After posting stable gains early this year, both industries have experienced a slow erosion in employment although this year’s losses are not as severe as last year’s job declines.

McMillion said he expects the textile industry to lose 20,000 to 22,000 jobs this year, which is about one-third of the 68,000 jobs the industry lost last year. On the apparel side, he said job losses could reach upwards of 40,000 this year — about half of the industry’s loss last year.

Unless the U.S. goes to war with Iraq, which could hinder imports as ports tightened security, or if the value of the dollar drops sharply, the employment situation won’t likely improve, McMillion said.

On the retail side the employment picture also followed a familiar pattern.

Department stores last month employed about 2.5 million workers, with the industry payroll down 6,000 from September. However, compared with a year ago, department store employment was down 50,000 workers.

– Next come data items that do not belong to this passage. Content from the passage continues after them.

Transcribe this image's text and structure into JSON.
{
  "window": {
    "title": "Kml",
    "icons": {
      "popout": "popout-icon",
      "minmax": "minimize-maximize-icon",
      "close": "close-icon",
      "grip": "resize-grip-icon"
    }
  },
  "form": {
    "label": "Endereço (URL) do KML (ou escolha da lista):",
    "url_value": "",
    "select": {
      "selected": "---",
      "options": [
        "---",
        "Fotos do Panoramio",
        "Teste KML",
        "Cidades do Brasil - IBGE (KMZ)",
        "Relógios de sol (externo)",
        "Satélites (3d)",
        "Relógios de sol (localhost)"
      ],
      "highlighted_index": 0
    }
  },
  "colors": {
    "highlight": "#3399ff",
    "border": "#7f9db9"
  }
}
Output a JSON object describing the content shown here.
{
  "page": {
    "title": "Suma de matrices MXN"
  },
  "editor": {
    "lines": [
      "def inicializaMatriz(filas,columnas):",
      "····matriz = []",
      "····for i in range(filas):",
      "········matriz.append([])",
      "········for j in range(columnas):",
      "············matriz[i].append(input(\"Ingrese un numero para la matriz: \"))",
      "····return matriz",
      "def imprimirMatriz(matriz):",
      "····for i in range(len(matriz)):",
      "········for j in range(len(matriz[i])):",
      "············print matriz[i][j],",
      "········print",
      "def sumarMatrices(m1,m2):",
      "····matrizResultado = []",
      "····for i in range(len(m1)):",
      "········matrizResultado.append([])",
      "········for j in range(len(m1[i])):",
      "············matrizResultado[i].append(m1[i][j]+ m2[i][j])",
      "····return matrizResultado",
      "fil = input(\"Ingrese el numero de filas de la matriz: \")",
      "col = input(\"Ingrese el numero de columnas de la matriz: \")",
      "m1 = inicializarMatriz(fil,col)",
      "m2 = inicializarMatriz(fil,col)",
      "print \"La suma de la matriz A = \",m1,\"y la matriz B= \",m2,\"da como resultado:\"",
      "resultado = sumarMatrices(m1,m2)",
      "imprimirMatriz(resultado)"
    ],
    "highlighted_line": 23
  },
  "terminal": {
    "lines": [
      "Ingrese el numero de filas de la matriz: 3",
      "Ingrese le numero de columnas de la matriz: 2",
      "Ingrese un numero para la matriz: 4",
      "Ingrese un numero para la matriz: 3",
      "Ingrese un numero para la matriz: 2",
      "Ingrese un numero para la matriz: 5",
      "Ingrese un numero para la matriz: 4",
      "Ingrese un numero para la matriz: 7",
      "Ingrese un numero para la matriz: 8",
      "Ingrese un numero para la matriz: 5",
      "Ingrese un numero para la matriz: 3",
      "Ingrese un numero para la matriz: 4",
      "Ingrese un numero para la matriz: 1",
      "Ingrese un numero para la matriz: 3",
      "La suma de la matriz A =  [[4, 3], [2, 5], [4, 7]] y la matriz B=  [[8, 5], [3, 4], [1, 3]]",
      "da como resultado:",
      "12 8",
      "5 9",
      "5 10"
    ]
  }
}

General-merchandise stores, including mass retailers, had 4,000 fewer workers in October that the previous month, to employ 2.8 million workers. Compared with a year ago, employment dropped by 42,000.

Meanwhile, apparel and accessory store employment held steady last month at 1.2 million but it was still 8,000 jobs fewer than a year ago.

"Department stores are having a really difficult time because consumers continue to move more and more to discounters," McMillion said. "The shift from full-price department stores and specialty stores to discounters like Wal-Mart is also hard on domestic producers because [discounters like] Wal-Mart import so much of their merchandise."